Она забрала пустую чашку. Уходя, она увидела, как отец снова склонился над столом. В его сутулой спине, в дрожащем пламени лампы, в запахе табака и старой бумаги было столько наивной, страшной праведности, что Дорофее на мгновение захотелось перекреститься — просто чтобы проверить, не ударит ли её током этот мертвый, стерильный воздух их общего храма. Она вышла, плотно закрыв дверь. Теперь ей предстояло самое трудное священнодействие: лечь в постель и попытаться не допустить в свои сны того, против чего бессильны были все тома научного атеизма.
Она ушла в свою комнату, заперла дверь и, не зажигая света, легла в постель. Броня застегнутой блузки больше не защищала. Она лежала, вытянувшись в струну, боясь пошевелиться, чувствуя себя песчинкой в жерновах невидимого гнева.
Но стоило ей закрыть глаза, как мир научного атеизма начал рассыпаться.
Сон для нее был тем, ради чего она готова была жить. Он приходил не как забытье, а как возвращение домой. В этом сне не было цитат, кафедр и пыльных стеллажей. Там был свет — густой, золотистый, пахнущий свежеиспеченным хлебом и парным молоком.
Дорофея видела себя — но не ту сухую лекторшу с поджатыми губами, а другую. Её тело было тяжелым, теплым, наполненным какой-то неведомой ей в жизни силой. Она видела свои руки — они были в муке, мягкие и живые. Она чувствовала, как к её груди прижимается что-то маленькое, горячее, живое. Младенец. Она ощущала его вес, его прерывистое дыхание, его запах — смесь молока и чистого человеческого тепла.

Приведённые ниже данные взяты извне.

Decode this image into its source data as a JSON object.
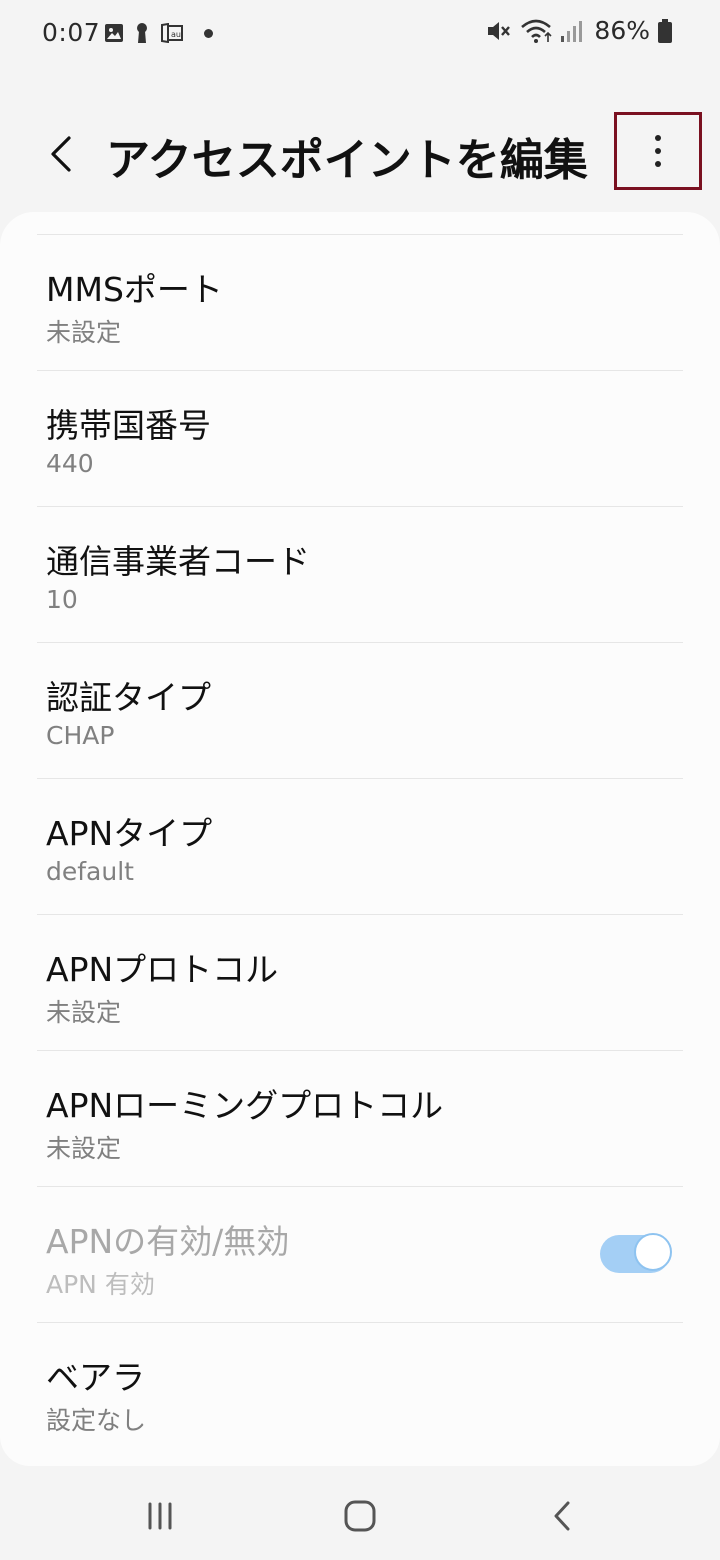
{
  "status_bar": {
    "time": "0:07",
    "battery_percent": "86%",
    "icons_left": [
      "image-icon",
      "keyhole-icon",
      "au-icon",
      "notification-dot"
    ],
    "icons_right": [
      "mute-icon",
      "wifi-icon",
      "signal-icon",
      "battery-icon"
    ]
  },
  "header": {
    "title": "アクセスポイントを編集",
    "back_icon": "back-chevron-icon",
    "more_icon": "more-options-icon"
  },
  "settings": [
    {
      "label": "MMSポート",
      "value": "未設定"
    },
    {
      "label": "携帯国番号",
      "value": "440"
    },
    {
      "label": "通信事業者コード",
      "value": "10"
    },
    {
      "label": "認証タイプ",
      "value": "CHAP"
    },
    {
      "label": "APNタイプ",
      "value": "default"
    },
    {
      "label": "APNプロトコル",
      "value": "未設定"
    },
    {
      "label": "APNローミングプロトコル",
      "value": "未設定"
    },
    {
      "label": "APNの有効/無効",
      "value": "APN 有効",
      "toggle_on": true,
      "disabled": true
    },
    {
      "label": "ベアラ",
      "value": "設定なし"
    }
  ],
  "nav_bar": {
    "recents_icon": "recents-icon",
    "home_icon": "home-icon",
    "back_icon": "back-icon"
  },
  "colors": {
    "background": "#f4f4f4",
    "card": "#fcfcfc",
    "highlight_border": "#7a1020",
    "toggle_track": "#a4cff5"
  }
}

Это было блаженство, граничащее с экстазом. В этом сне она не была «формой» или «функцией». Она была Матерью. Процесс материнства раскрывался в ней в таких подробностях, которые её девственный разум не мог бы выдумать: она чувствовала как ее плоть сливается с плотью мужчины, как вся её сущность раскрывается материнством. Она чувствовала, как молоко приливает к груди, вызывая сладкую, тянущую боль; как маленькие пальцы сжимают её мизинец; как внутри неё вибрирует океан безусловной любви.
Эти сны повторялись. И каждый раз она не хотела просыпаться. Каждый раз, чувствуя приближение утра, она отчаянно цеплялась за обрывки этого золотого света. Этот сон был её единственным настоящим утешением, её тайным храмом.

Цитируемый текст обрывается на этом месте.